Cryptocurrencies are only gaining momentum. The market is more mature, there are fewer market uncertainties, and the application of cryptocurrencies – and the underlying blockchain technology – makes coins and tokens more appealing.

Entrepreneurs and businesses are actively utilizing cryptocurrencies for different purposes, from accepting payments to funding new projects or products. You too can leverage cryptocurrencies as an entrepreneur. Before you do, here are 4 things every entrepreneur needs to know about cryptos.

1. Coins and Tokens

First, it is important to understand that coins and tokens are two different things. Coins are used more for transactions, since they represent currencies and hold values based on market conditions. Bitcoin and Ethereum are the most popular coins on the market, but there are actually hundreds of coins currently being traded and used.

You can view the prices of cryptocurrencies and just how many are there on the market on Coins.live. The site provides live updates of cryptocurrency prices 24/7. It lets you observe market trends and see the changes in crypto prices.

Tokens, on the other hand, are used to represent access, whether it is access to a product, share of your business, or projects. Tokens are traded differently, and it is always based on the same blockchain network used by cryptocurrencies. You can, for example, introduce a new token based on Ethereum or established blockchain networks such as Basic Attention Token (BAT).

2. Not Every Token Is the Same

Next, we have to take a closer look at tokens. Tokens are generally used by businesses as a way to get funding. While tokens are more closely associated with projects and new products, there have been startups that run their entire funding round on a blockchain network.
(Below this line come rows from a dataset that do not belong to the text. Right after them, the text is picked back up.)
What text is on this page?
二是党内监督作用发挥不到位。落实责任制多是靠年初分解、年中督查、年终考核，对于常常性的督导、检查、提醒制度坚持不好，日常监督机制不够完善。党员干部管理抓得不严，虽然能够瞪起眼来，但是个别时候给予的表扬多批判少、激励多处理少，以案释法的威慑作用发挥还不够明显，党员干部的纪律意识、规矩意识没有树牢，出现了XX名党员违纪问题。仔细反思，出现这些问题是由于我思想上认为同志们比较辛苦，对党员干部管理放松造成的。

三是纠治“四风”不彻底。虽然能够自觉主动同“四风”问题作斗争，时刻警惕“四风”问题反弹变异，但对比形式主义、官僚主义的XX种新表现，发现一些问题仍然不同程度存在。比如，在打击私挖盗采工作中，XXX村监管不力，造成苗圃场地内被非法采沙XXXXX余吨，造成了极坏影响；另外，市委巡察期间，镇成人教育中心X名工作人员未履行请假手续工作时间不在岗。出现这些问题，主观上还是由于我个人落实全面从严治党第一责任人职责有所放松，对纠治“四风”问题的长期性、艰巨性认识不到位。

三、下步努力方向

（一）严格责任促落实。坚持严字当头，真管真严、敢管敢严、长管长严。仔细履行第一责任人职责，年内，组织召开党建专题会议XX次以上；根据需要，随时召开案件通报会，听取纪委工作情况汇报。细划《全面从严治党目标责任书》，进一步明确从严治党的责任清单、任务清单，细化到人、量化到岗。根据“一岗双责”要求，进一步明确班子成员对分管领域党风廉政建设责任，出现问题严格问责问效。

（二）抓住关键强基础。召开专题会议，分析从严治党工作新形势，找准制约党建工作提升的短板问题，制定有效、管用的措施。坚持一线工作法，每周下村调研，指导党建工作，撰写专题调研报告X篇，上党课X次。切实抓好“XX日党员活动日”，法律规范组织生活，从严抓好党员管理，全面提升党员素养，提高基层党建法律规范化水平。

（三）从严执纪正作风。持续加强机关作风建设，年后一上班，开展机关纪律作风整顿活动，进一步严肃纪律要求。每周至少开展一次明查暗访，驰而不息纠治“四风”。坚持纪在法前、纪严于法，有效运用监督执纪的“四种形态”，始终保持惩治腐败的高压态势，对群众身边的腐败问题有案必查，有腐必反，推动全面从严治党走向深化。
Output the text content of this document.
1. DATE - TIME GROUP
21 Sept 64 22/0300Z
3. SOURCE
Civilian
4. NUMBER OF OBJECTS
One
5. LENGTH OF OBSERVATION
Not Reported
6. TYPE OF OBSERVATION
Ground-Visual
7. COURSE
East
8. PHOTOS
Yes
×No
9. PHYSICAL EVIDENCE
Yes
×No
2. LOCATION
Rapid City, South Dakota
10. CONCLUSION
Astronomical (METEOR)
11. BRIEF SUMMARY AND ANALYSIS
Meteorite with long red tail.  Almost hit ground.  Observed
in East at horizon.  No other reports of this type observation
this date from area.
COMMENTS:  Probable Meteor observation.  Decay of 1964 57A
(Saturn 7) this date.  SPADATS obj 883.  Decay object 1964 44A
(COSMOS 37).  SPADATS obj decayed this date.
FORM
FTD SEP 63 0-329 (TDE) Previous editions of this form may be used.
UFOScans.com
There are actually two types of tokens to choose from. The first one is known as a utility token, which is basically the kind of token that can be traded directly. You can sell utility tokens to a friend or through a cryptocurrency exchange.

The second type is known as security tokens. As the name suggests, security tokens are traded in a more regulated market, with association with real assets or value outside of the blockchain network being mandatory for this type of token. Security Token Offerings, or STOs, are also regulated by the SEC, and you have to be certified to participate in the trades.

3. It's Not Just for Funding

While tokens are almost exclusively for fundraising activities, coins are widely used in different applications. A lot of entrepreneurs now diversify their portfolio by investing in cryptos. Considering the current market volatility, there are plenty of opportunities to bank profits from cryptocurrency trading indeed.

Cryptocurrencies are also used as payment methods. More businesses now accept coins online and offline; yes, retail spaces are accepting crypto payments thanks to the low (or zero) transaction fees and fast processing. According to multiple studies, businesses that accept crypto payments connect with wider customer segments as a result.

In fact, cryptocurrencies, and the release of branded tokens, can be used for digital marketing purposes. Whenever new tokens are introduced, the buzz surrounding the brand behind those tokens generates plenty of exposure. You can use an ICO as a way to generate publicity and expand your digital marketing reach.

4. Stablecoins

One last thing you need to know before exploring the world of cryptocurrencies: there is a growing number of stablecoins entering the market. Stablecoins are basically coins that are designed to be tied to traditional assets such as gold or US dollars.

The next time you consider entering the cryptocurrency market or using tokens to raise funds for a new product, these facts will help you navigate the market better. Utilizing cryptocurrencies as an entrepreneur becomes easy when you know your way around coins and tokens.